Yeah, it hasn't been committed yet. (I'm not sure what Thomas meant when he said 'it qualifies as "RESOLVED"'. I guess there was an implied "if we commit this".)
Comment 18 Dan Winship 2015-02-25 16:00:34 UTC
> dns: refresh DNS if plugin child quits unexpectedly (bgo #728342)

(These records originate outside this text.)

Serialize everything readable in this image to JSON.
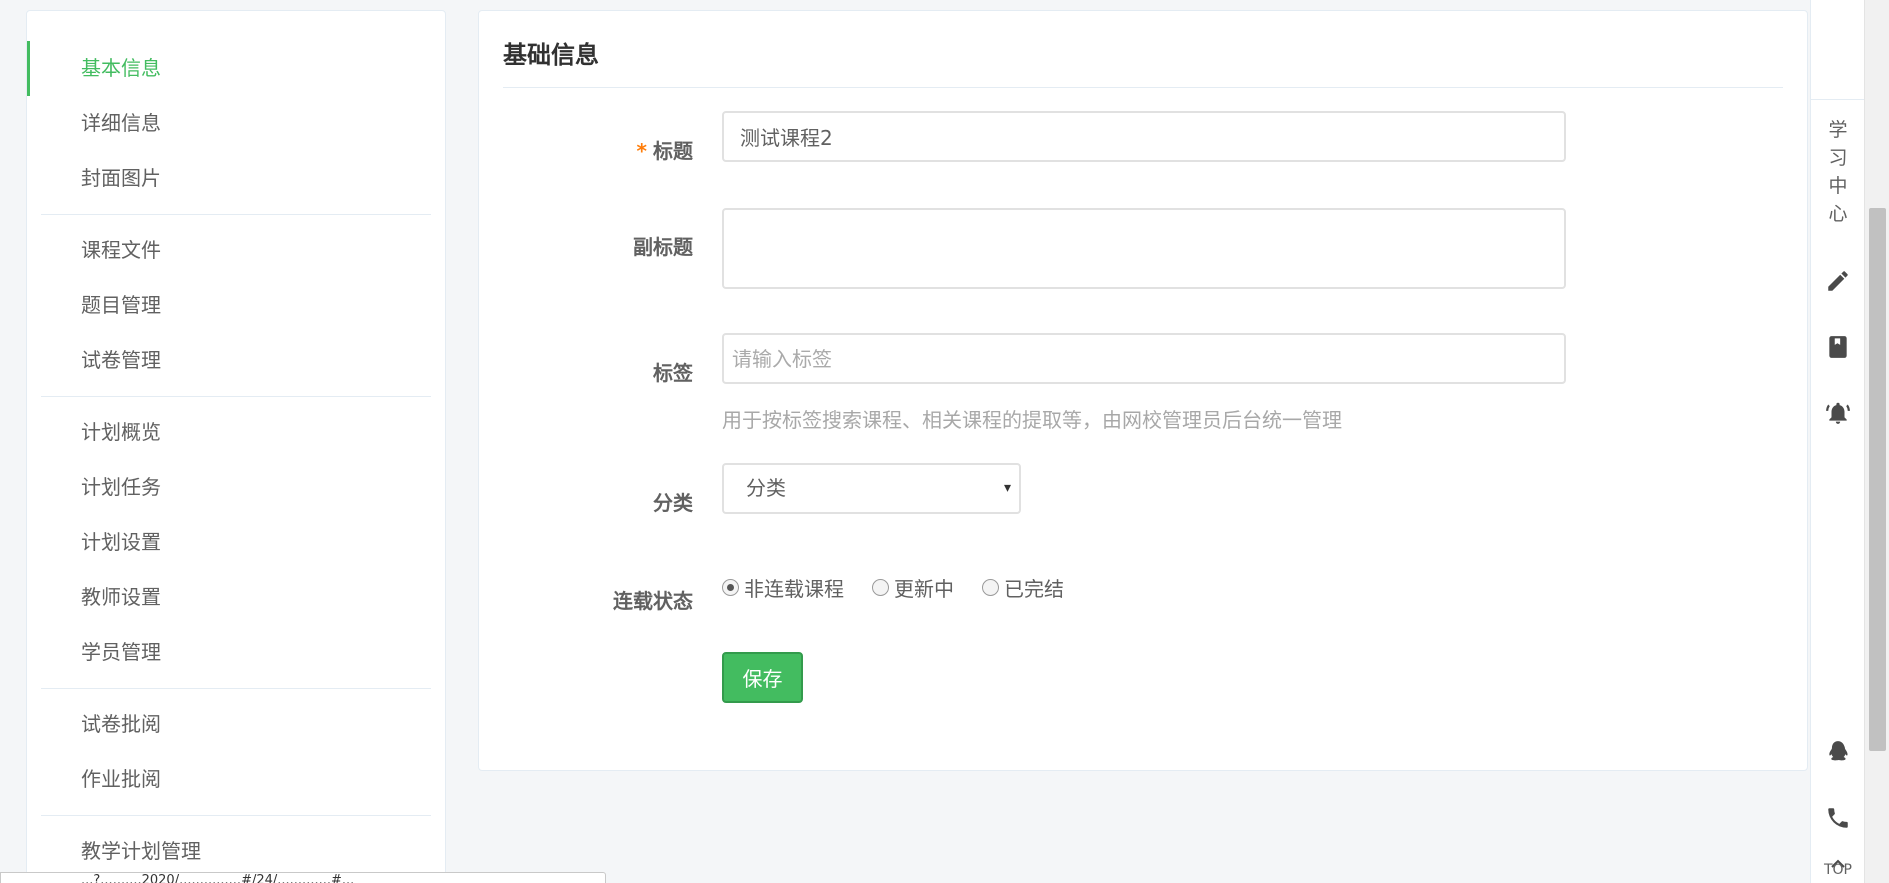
{
  "sidebar": {
    "groups": [
      {
        "items": [
          {
            "label": "基本信息",
            "active": true
          },
          {
            "label": "详细信息"
          },
          {
            "label": "封面图片"
          }
        ]
      },
      {
        "items": [
          {
            "label": "课程文件"
          },
          {
            "label": "题目管理"
          },
          {
            "label": "试卷管理"
          }
        ]
      },
      {
        "items": [
          {
            "label": "计划概览"
          },
          {
            "label": "计划任务"
          },
          {
            "label": "计划设置"
          },
          {
            "label": "教师设置"
          },
          {
            "label": "学员管理"
          }
        ]
      },
      {
        "items": [
          {
            "label": "试卷批阅"
          },
          {
            "label": "作业批阅"
          }
        ]
      },
      {
        "items": [
          {
            "label": "教学计划管理"
          }
        ]
      }
    ]
  },
  "panel": {
    "title": "基础信息",
    "fields": {
      "title": {
        "required_mark": "*",
        "label": "标题",
        "value": "测试课程2"
      },
      "subtitle": {
        "label": "副标题",
        "value": ""
      },
      "tags": {
        "label": "标签",
        "placeholder": "请输入标签",
        "help": "用于按标签搜索课程、相关课程的提取等，由网校管理员后台统一管理"
      },
      "category": {
        "label": "分类",
        "selected": "分类",
        "caret": "▾"
      },
      "serialize": {
        "label": "连载状态",
        "options": [
          {
            "label": "非连载课程",
            "checked": true
          },
          {
            "label": "更新中",
            "checked": false
          },
          {
            "label": "已完结",
            "checked": false
          }
        ]
      }
    },
    "save_label": "保存"
  },
  "toolbar": {
    "study_center": "学\n习\n中\n心",
    "top_label": "TOP",
    "icons": [
      "pencil-icon",
      "book-icon",
      "bell-icon",
      "qq-icon",
      "phone-icon",
      "arrow-up-icon"
    ]
  },
  "status_bar": {
    "text": "...?..........2020/...............#/24/.............#..."
  },
  "colors": {
    "accent": "#43bc60",
    "required": "#ff7d0a",
    "text": "#616161",
    "muted": "#a8a8a8"
  }
}
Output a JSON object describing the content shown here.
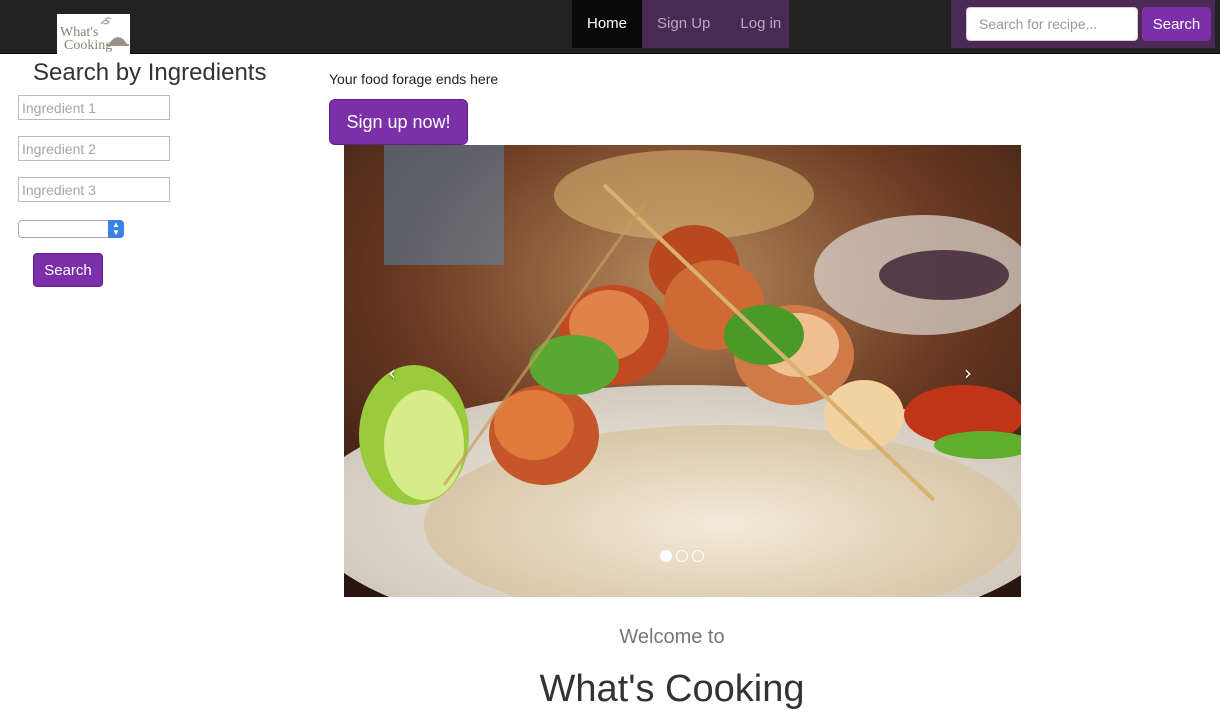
{
  "app": {
    "logo_text": "What's Cooking"
  },
  "navbar": {
    "links": [
      {
        "label": "Home",
        "active": true
      },
      {
        "label": "Sign Up",
        "active": false
      },
      {
        "label": "Log in",
        "active": false
      }
    ],
    "search": {
      "placeholder": "Search for recipe...",
      "button_label": "Search"
    }
  },
  "sidebar": {
    "title": "Search by Ingredients",
    "inputs": [
      {
        "placeholder": "Ingredient 1",
        "value": ""
      },
      {
        "placeholder": "Ingredient 2",
        "value": ""
      },
      {
        "placeholder": "Ingredient 3",
        "value": ""
      }
    ],
    "select": {
      "selected": ""
    },
    "search_label": "Search"
  },
  "hero": {
    "tagline": "Your food forage ends here",
    "cta_label": "Sign up now!",
    "carousel": {
      "prev_icon": "‹",
      "next_icon": "›",
      "slides_total": 3,
      "active_slide": 1
    }
  },
  "main": {
    "welcome_text": "Welcome to",
    "heading": "What's Cooking"
  },
  "colors": {
    "navbar_bg": "#222222",
    "nav_group_bg": "#4a2a54",
    "accent": "#7b2fa8"
  }
}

>+		nm_log_warn (LOGD_DNS, "could not commit DNS changes: (%d) %s",
>+		             error ? error->code : -1,
>+		             error && error->message ? error->message : "(unknown)");

    nm_log_warn (LOGD_DNS, "could not commit DNS changes: %s", error->message);

everything else looks good
Comment 19 Thomas Haller 2015-02-25 17:51:21 UTC
(In reply to Dan Winship from comment #17)
> (In reply to Adam Williamson from comment #16)
> > Maybe I don't understand NetworkManager git conventions, but I don't see
> > this fix on master?
> 
> Yeah, it hasn't been committed yet. (I'm not sure what Thomas meant when he
> said 'it qualifies as "RESOLVED"'. I guess there was an implied "if we
> commit this".)

I don't remember ... but I agree with your interpretation :)
Comment 20 Dan Williams 2015-02-26 21:14:01 UTC
I rebased and repushed the branch.

To handle danw's requested error ? XXX cleanup, I had to add a new commit that ensures that when update_dns() returns FALSE, 'error' is always set, which wasn't the case before.

Please review!
Comment 21 Thomas Haller 2015-03-02 11:37:10 UTC
>> dns: ensure that update_dns() always returns a GError on failure
    
maybe nm_spawn_process() should use a @local error variable, and continue to log a warning in case of error -- at least if @error==NULL.

Having a logging about failure seems useful.

And then g_propagate_error(error, local);





-              retval &= (pclose (f) == 0);
+              (void) pclose (f);

Why not signal an error if pclose() fails? Or maybe a comment why we ignore it?



otherwise LGTM
Comment 22 Dan Williams 2015-03-09 16:03:03 UTC
Fixed those up and repushed.
Comment 23 Dan Winship 2015-03-20 20:52:27 UTC
> fixup! dns: ensure that update_dns() always returns a GError on failure

>+			/* Ignore pclose() failure; can't do anything about it */
>+			err = pclose (f);
>+			if (err < 0) {
>+				errnosv = errno;
>+				g_set_error (error, G_IO_ERROR, g_io_error_from_errno (errnosv),
>+				             "Failed to close pipe to resolvconf: %d", errnosv);
>+				retval = FALSE;
>+			} else if (ret > 0) {
>+				nm_log_warn (LOGD_DNS, "resolvconf failed with status %d", ret);

The comment appears to be lying, and "ret" in the last two lines is probably supposed to be "err"?
Comment 24 Dan Williams 2015-03-27 21:27:20 UTC
Fixed that up and pushed to git master and backported to nm-1-0.